Two pharmacists are facing claims at a fitness to practise inquiry relating to the supply of a double dose of a powerful drug to a young man who was a minor at the time.
Ana Eusebio and Patrick Staunton, from Staunton's Pharmacy Ltd, Link Pharmacy, on Hopkins Road, Castlebar, Co Mayo, are the subject of the inquiry, which is taking place at the Pharmaceutical Society of Ireland's headquarters in Dublin.
Ms Eusebio and Mr Staunton both face allegations of professional misconduct and poor professional performance.
Supervising pharmacist Ms Eusebio is accused of supplying twice the prescribed dose of Enbrel to the young man, referred to as Patient A, based on prescriptions from October 2011 and March 2012.
Ms Eusebio is also accused of failing to take adequate steps after discovering the error on 17 September 2012.
Superintendent pharmacist Mr Staunton is accused, among other claims, of failing to take adequate steps to ensure the health and wellbeing of Patient A after he found out about the matter on 21 November 2012.
Enbrel is a medication used to treat patients suffering from rheumatoid arthritis and other chronic autoimmune conditions, and is often taken in the form of an injection.

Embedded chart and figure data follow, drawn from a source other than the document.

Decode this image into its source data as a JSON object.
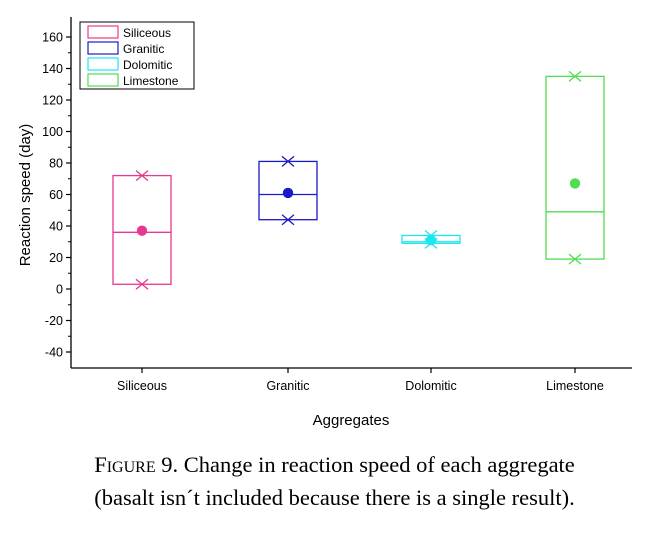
{
  "chart_data": {
    "type": "box",
    "xlabel": "Aggregates",
    "ylabel": "Reaction speed (day)",
    "ylim": [
      -50,
      170
    ],
    "yticks": [
      -40,
      -20,
      0,
      20,
      40,
      60,
      80,
      100,
      120,
      140,
      160
    ],
    "ytick_labels": [
      "-40",
      "-20",
      "0",
      "20",
      "40",
      "60",
      "80",
      "100",
      "120",
      "140",
      "160"
    ],
    "categories": [
      "Siliceous",
      "Granitic",
      "Dolomitic",
      "Limestone"
    ],
    "legend_position": "top-left",
    "grid": false,
    "series": [
      {
        "name": "Siliceous",
        "color": "#e8388f",
        "q1": 3,
        "median": 36,
        "q3": 72,
        "mean": 37,
        "min": 3,
        "max": 72
      },
      {
        "name": "Granitic",
        "color": "#1a1ac8",
        "q1": 44,
        "median": 60,
        "q3": 81,
        "mean": 61,
        "min": 44,
        "max": 81
      },
      {
        "name": "Dolomitic",
        "color": "#1ee6f0",
        "q1": 29,
        "median": 30,
        "q3": 34,
        "mean": 31,
        "min": 29,
        "max": 34
      },
      {
        "name": "Limestone",
        "color": "#52dc52",
        "q1": 19,
        "median": 49,
        "q3": 135,
        "mean": 67,
        "min": 19,
        "max": 135
      }
    ]
  },
  "caption": {
    "label": "Figure 9.",
    "line1": "Change in reaction speed of each aggregate",
    "line2": "(basalt isn´t included because there is a single result)."
  }
}
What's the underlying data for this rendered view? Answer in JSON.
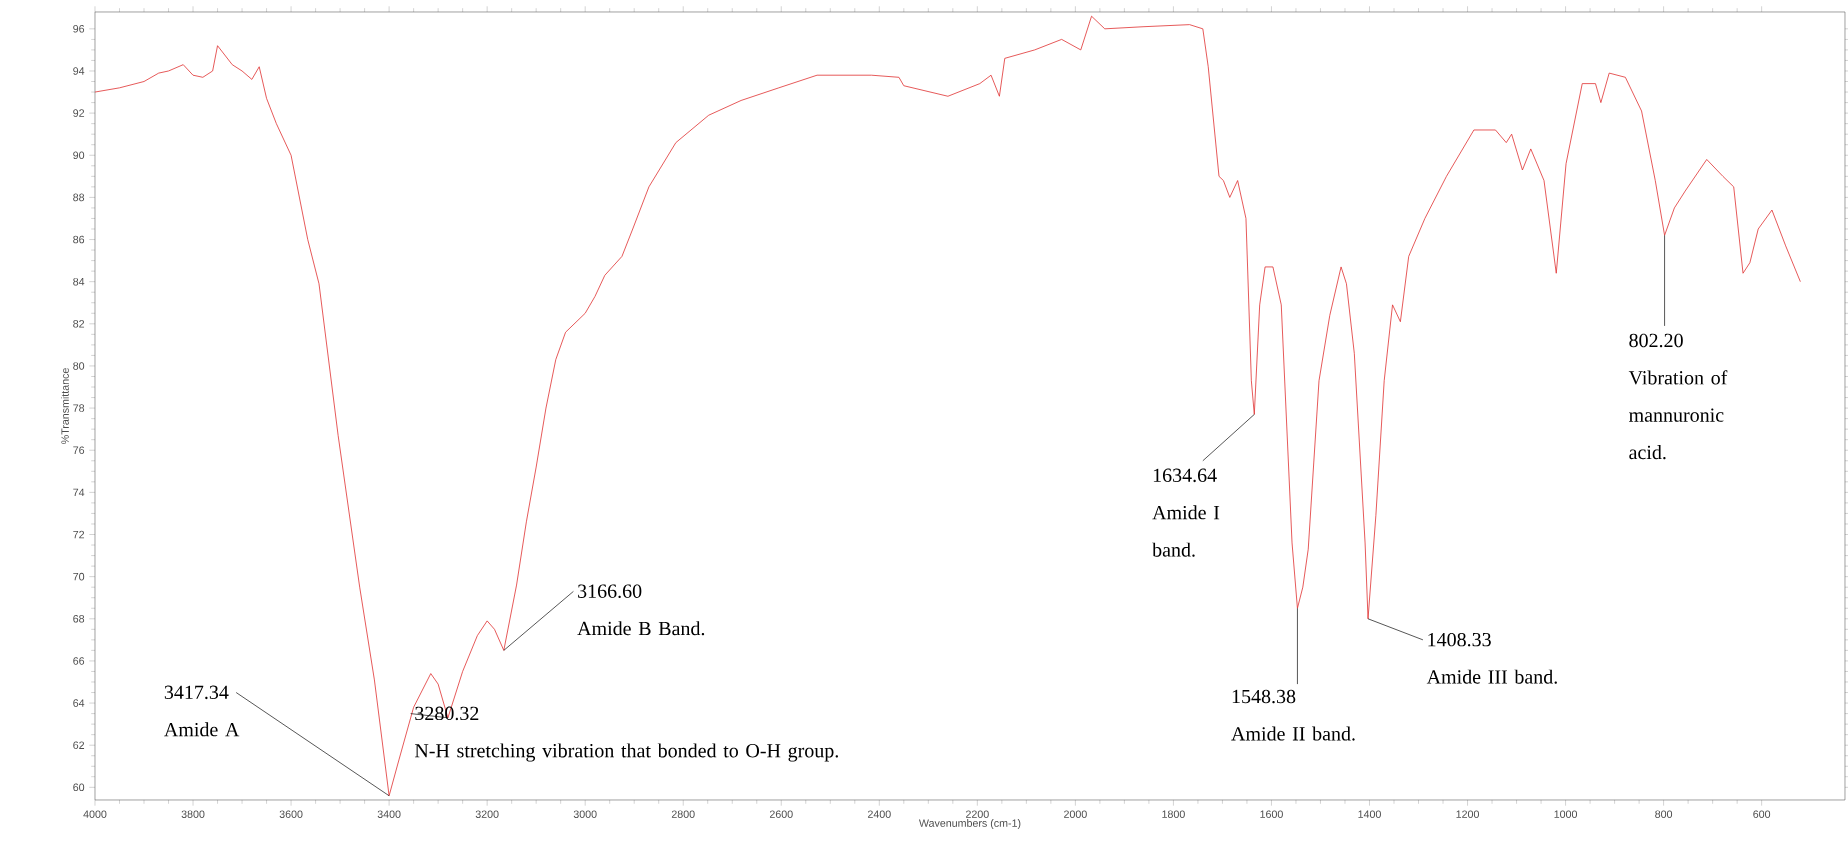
{
  "chart_data": {
    "type": "line",
    "xlabel": "Wavenumbers (cm-1)",
    "ylabel": "%Transmittance",
    "x": [
      4000,
      3950,
      3900,
      3870,
      3850,
      3820,
      3800,
      3780,
      3760,
      3750,
      3720,
      3700,
      3680,
      3665,
      3650,
      3630,
      3600,
      3566,
      3543,
      3504,
      3460,
      3430,
      3400,
      3380,
      3350,
      3315,
      3300,
      3280,
      3250,
      3220,
      3200,
      3185,
      3166,
      3140,
      3120,
      3100,
      3080,
      3060,
      3040,
      3000,
      2980,
      2960,
      2925,
      2903,
      2870,
      2815,
      2748,
      2682,
      2605,
      2527,
      2416,
      2360,
      2350,
      2260,
      2195,
      2172,
      2155,
      2144,
      2083,
      2028,
      1989,
      1967,
      1940,
      1862,
      1767,
      1740,
      1729,
      1707,
      1698,
      1685,
      1669,
      1652,
      1641,
      1635,
      1624,
      1613,
      1597,
      1580,
      1558,
      1547,
      1536,
      1525,
      1503,
      1481,
      1458,
      1447,
      1431,
      1409,
      1403,
      1387,
      1370,
      1353,
      1337,
      1320,
      1287,
      1243,
      1187,
      1143,
      1121,
      1110,
      1088,
      1071,
      1044,
      1019,
      999,
      966,
      939,
      928,
      911,
      878,
      845,
      817,
      798,
      778,
      756,
      712,
      679,
      657,
      638,
      624,
      607,
      579,
      551,
      521
    ],
    "series": [
      {
        "color": "#e03030",
        "values": [
          93.0,
          93.2,
          93.5,
          93.9,
          94.0,
          94.3,
          93.8,
          93.7,
          94.0,
          95.2,
          94.3,
          94.0,
          93.6,
          94.2,
          92.7,
          91.5,
          90.0,
          86.0,
          83.9,
          76.7,
          69.5,
          65.1,
          59.6,
          61.3,
          63.8,
          65.4,
          64.9,
          63.3,
          65.5,
          67.2,
          67.9,
          67.5,
          66.5,
          69.6,
          72.6,
          75.2,
          78.0,
          80.3,
          81.6,
          82.5,
          83.3,
          84.3,
          85.2,
          86.5,
          88.5,
          90.6,
          91.9,
          92.6,
          93.2,
          93.8,
          93.8,
          93.7,
          93.3,
          92.8,
          93.4,
          93.8,
          92.8,
          94.6,
          95.0,
          95.5,
          95.0,
          96.6,
          96.0,
          96.1,
          96.2,
          96.0,
          94.2,
          89.0,
          88.8,
          88.0,
          88.8,
          87.0,
          79.3,
          77.7,
          82.9,
          84.7,
          84.7,
          82.9,
          71.6,
          68.5,
          69.5,
          71.3,
          79.3,
          82.4,
          84.7,
          83.9,
          80.6,
          71.6,
          68.0,
          72.9,
          79.3,
          82.9,
          82.1,
          85.2,
          87.0,
          89.0,
          91.2,
          91.2,
          90.6,
          91.0,
          89.3,
          90.3,
          88.8,
          84.4,
          89.6,
          93.4,
          93.4,
          92.5,
          93.9,
          93.7,
          92.1,
          88.8,
          86.2,
          87.5,
          88.3,
          89.8,
          89.0,
          88.5,
          84.4,
          84.9,
          86.5,
          87.4,
          85.7,
          84.0
        ]
      }
    ],
    "xlim": [
      4000,
      430
    ],
    "ylim": [
      59.4,
      96.8
    ],
    "xticks": [
      4000,
      3800,
      3600,
      3400,
      3200,
      3000,
      2800,
      2600,
      2400,
      2200,
      2000,
      1800,
      1600,
      1400,
      1200,
      1000,
      800,
      600
    ],
    "yticks": [
      60,
      62,
      64,
      66,
      68,
      70,
      72,
      74,
      76,
      78,
      80,
      82,
      84,
      86,
      88,
      90,
      92,
      94,
      96
    ],
    "grid": false,
    "marker": "none",
    "line_style": "solid",
    "annotations": [
      {
        "text": "3417.34",
        "x": 3400,
        "y": 59.6
      },
      {
        "text": "3280.32",
        "x": 3280,
        "y": 63.3
      },
      {
        "text": "3166.60",
        "x": 3166,
        "y": 66.5
      },
      {
        "text": "1634.64",
        "x": 1635,
        "y": 77.7
      },
      {
        "text": "1548.38",
        "x": 1547,
        "y": 68.5
      },
      {
        "text": "1408.33",
        "x": 1403,
        "y": 68.0
      },
      {
        "text": "802.20",
        "x": 798,
        "y": 86.2
      },
      "Amide A",
      "N-H stretching vibration that bonded to O-H group.",
      "Amide B Band.",
      "Amide I band.",
      "Amide II band.",
      "Amide III band.",
      "Vibration of mannuronic acid."
    ]
  }
}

It is managed on a patient-specific basis, and requires a high level of supervision, as it has a number of serious potential side effects.
Enbrel can leave patients at risk of serious infection and, in some cases, can also increase the risk of certain types of cancer.
During his evidence this morning, Mr Staunton said he qualified as a pharmacist in 1982, and is now the superintendent pharmacist for his family pharmacies in Castlebar.
He said the parents of Patient A informed him of the supply error by letter dated 21 November 2012, approximately nine weeks after the last supply error occurred.
"That sent alarm bells and shock waves around the pharmacy," said Mr Staunton.
He spoke with Ms Eusebio, and with Pfizer, which manufactures Enbrel.
Mr Staunton then wrote a letter to the parents of Patient A, who is no longer a minor.
He added that while he had no further contact with the family, the incident concerned him greatly.
"In more than 30 years, this was the first incident of this kind that had happened, and I was deeply concerned about it," he said.
The inquiry continues this afternoon.